The standard of pitches were high and topics ranged from the sublime to the downright entertaining – did I tell you that we had a speaking banana on stage? Emma Stroud had us in er..splits when she extolled the virtues of ‘being more banana’ to combat the relentless political mayhem and economic uncertainty, and YouTuber and comedian, Ciaran Callam informed us how he overcame his fears about romantic rejection and mastered the art of successfully approaching 100 women in 50 days. (The singletons in the audience were taking copious notes).

Yvonne Ellis

 

There were also topics like child abuse, which in general discourse  evokes discomfort and  controversial headlines, but here the pitcher bravely spoke of solutions, justice and empowerment for sex abuse survivors.

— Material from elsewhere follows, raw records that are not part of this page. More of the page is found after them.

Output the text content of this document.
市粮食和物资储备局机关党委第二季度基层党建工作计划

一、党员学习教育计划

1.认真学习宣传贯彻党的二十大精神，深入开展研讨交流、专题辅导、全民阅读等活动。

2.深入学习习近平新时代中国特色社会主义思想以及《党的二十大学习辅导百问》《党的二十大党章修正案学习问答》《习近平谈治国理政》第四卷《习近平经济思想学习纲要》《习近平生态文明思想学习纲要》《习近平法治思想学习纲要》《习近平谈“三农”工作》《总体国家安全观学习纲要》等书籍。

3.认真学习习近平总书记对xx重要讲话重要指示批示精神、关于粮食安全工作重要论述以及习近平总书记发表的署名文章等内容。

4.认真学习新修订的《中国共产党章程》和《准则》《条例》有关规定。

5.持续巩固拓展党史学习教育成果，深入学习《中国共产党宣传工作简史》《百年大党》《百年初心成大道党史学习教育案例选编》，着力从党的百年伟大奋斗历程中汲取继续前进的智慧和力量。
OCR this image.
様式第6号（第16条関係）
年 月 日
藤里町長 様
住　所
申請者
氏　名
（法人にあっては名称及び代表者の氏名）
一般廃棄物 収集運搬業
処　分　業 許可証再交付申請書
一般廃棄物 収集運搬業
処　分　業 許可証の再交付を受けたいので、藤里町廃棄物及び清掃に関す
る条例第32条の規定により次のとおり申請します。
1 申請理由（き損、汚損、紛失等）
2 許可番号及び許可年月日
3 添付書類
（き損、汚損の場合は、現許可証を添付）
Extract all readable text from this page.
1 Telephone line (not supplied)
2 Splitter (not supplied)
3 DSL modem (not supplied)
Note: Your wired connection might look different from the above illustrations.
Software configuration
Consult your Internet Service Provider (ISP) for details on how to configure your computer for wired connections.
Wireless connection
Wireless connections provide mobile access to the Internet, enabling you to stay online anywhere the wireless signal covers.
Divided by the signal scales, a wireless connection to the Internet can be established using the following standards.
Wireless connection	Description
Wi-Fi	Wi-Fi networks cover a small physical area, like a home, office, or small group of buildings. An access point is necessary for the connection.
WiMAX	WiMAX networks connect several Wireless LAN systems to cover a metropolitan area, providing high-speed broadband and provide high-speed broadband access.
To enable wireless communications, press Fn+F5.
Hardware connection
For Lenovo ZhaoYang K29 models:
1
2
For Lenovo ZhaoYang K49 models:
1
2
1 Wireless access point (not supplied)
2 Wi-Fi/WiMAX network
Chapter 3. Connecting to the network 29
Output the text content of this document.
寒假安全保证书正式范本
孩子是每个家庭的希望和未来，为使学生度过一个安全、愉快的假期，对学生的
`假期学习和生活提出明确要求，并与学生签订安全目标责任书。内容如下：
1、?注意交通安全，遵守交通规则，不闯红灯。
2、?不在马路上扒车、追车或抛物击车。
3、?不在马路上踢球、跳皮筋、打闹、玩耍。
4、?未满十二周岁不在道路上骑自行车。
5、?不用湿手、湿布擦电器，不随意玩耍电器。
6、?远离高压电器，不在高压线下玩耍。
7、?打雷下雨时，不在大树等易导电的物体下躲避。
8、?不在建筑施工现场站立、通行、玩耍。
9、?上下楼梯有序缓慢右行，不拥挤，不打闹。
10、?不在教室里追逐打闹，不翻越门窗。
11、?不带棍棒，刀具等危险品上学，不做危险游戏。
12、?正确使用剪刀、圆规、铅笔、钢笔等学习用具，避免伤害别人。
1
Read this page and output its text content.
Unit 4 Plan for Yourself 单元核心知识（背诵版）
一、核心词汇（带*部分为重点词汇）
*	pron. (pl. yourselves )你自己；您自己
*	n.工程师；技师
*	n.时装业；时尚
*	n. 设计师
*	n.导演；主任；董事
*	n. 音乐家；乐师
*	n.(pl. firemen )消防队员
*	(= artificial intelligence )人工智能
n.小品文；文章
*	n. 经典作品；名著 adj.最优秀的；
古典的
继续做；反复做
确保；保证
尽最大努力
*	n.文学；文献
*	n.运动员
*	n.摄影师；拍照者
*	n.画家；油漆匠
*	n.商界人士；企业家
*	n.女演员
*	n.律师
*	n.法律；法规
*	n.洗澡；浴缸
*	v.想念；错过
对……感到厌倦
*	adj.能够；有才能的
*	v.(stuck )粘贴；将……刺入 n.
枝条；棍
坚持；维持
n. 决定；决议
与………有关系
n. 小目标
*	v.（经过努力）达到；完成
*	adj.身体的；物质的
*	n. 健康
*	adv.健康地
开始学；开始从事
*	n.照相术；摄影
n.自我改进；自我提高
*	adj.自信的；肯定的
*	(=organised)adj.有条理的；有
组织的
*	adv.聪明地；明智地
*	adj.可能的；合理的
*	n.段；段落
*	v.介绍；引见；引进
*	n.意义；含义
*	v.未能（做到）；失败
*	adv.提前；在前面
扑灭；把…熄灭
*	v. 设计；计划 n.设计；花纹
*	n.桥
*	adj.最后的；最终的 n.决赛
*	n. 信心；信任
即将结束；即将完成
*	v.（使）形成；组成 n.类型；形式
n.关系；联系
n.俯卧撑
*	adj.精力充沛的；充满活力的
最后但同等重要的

In another pitch, the speaker challenged the efficacy of conventional medicine and  provided studies to show how ancient medicines provided life saving relief to common ailments.

Anita Chakraburrty

It was a high energy event jam-packed with creativity, passion, and generosity. The Sound  Lounge, a fellow traveller in the not-for-profit world, brings live indie music and talent to the local area, supported TEDxWandsworth to put on its first Open Mic Pitch Night event, and local people took their first brave steps to sharing their idea to the world. And, of course, the time and dedication of our volunteers aka “Actioneers”, helped us to bring TEDxWandsworth to the borough. The team is growing and becoming like our extended family. (Click here, to find out more on how to be a TEDxWandsworth Actioneer).

TEDxWandsworth Actioneers

As the last pitcher exited stage right, the organisers were left with the difficult task of deciding which pitchers and Tedx Talk ideas would make it on the TED Red Circle at the TEDxWandsworth this November. All will be revealed to the successful pitchers and general public in the weeks ahead. So watch this space.

After an evening of pitches, bent bananas and connectivity, the majority of the audience stayed for some tub-thumping Country Folk & Blues music by outstanding young artists Katy Hurt and American Sonia Leigh.

All in all, it was an unforgettable night, and one which will stay with me till TEDxWandsworth’s main event in November. As for Tedx – the sign, after it’s Tooting debut, it is back in storage closer to home until the main event. (Any Actioneers with muscles are positively invited to apply).